As COVID-19 cases in the U.S. continue on a steady incline, the Centers for Disease Control and Prevention reported that the BA.5 subvariant now comprises nearly 80% of all new infections -- up from 67% a week ago.

The subvariant of Omicron was first detected in the U.S. in the Northeast back in April, with initial reports of the strain of COVID first being reported in South Africa. The subvariant has spread wildly across the country in only three months.

As BA.5 takes over the pandemic, symptoms of the subvariant are similar to those seen in other strains of the virus. Those infected with BA.5 can experience congestion, headaches, cough, and fever, with some individuals experiencing no symptoms at all.

Symptoms from BA.5 infections can last a few days up to a few weeks. Dr. Mobeen Rathore, professor at the University of Florida College of Medicine and a member of the American Academy of Pediatrics committee on infectious diseases, told USA Today, the impact “varies on a wide spectrum.”

Children infected by the subvariant are often stricken with symptoms that include nausea, abdominal pain, vomiting, and diarrhea, USA Today reported.
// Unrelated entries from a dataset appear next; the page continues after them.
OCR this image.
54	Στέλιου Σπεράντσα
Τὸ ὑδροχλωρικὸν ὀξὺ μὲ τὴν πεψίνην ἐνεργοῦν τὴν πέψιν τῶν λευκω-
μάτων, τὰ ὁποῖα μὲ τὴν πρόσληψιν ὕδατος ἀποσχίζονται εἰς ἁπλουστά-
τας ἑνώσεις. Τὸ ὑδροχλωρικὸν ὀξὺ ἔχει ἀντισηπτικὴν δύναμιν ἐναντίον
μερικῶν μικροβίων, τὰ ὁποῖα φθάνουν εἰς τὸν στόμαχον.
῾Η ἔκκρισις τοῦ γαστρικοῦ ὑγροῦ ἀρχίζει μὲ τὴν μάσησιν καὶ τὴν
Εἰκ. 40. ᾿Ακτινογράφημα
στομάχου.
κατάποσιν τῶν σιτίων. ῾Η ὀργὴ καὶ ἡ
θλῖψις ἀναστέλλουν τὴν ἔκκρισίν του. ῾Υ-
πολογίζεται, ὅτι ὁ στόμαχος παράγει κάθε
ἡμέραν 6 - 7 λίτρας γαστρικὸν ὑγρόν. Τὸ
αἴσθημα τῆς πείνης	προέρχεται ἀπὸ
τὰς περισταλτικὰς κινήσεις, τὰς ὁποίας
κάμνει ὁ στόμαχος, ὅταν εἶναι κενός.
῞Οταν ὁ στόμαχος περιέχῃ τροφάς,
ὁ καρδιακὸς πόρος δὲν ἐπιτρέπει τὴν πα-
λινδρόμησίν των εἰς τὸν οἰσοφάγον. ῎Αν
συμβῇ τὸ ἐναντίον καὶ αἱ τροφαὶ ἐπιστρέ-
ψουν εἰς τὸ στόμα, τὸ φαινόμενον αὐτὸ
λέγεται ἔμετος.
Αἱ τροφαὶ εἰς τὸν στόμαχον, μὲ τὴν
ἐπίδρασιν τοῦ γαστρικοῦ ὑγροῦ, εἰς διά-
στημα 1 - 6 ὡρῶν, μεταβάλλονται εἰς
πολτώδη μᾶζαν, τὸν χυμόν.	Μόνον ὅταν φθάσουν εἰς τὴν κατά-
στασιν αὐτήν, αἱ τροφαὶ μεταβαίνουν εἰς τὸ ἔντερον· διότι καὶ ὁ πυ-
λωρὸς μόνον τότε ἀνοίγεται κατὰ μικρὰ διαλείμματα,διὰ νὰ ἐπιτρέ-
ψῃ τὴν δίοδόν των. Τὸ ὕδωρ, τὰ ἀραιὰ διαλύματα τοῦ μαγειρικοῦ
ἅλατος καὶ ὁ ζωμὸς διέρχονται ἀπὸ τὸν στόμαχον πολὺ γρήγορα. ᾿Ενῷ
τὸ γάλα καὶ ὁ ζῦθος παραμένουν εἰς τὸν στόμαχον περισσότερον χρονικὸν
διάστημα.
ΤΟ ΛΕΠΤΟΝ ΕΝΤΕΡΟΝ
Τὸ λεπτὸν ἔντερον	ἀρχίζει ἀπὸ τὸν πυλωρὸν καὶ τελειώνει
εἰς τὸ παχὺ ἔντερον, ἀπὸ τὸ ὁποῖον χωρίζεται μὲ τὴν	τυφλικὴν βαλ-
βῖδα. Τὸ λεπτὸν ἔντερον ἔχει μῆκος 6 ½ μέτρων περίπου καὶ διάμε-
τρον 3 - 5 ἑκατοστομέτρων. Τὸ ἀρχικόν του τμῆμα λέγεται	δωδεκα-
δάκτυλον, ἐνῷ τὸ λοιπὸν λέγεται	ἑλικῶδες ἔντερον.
“Certainly, this is an infection to pay attention to for parents of children because while most children don’t require hospitalization, a few do,” Dr. Claire Bocchini, an infectious disease specialist at Texas Children’s Hospital, told the news outlet.

Immunity from the virus can wane even if vaccinated, and health experts have suggested that BA.5 can evade current vaccines and immune response from prior infections. However, it is not thought to be more transmissible or cause more severe disease than previous variants.

“Those who got infected with a pre-Omicron variant now have really limited protection against the infection of BA.4 or BA.5, so they cannot really count on natural immunity to protect them,” Laith Abu-Raddad, an epidemiologist with Weill-Cornell Medicine in Doha, Qatar, told CNN.

“Those who get infected more recently with an Omicron variant, they have pretty good strong immunity -- but of course not total immunity -- against reinfection,” Abu-Raddad added.

The CDC recommends isolating for at least five days when symptoms of COVID-19 appear, or after testing positive for the virus. It also suggests wearing a mask around others, especially indoors.

If fever disappears and symptoms improve, the CDC said that isolation may end with precautions taken for another five days, including avoiding travel and wearing a face mask at home and in public.

Health experts say that the best defense against BA.5 and other COVID variants is to be fully vaccinated and boosted. Although the subvariants can elude current vaccines, symptoms are often milder and hospitalizations and deaths are less likely.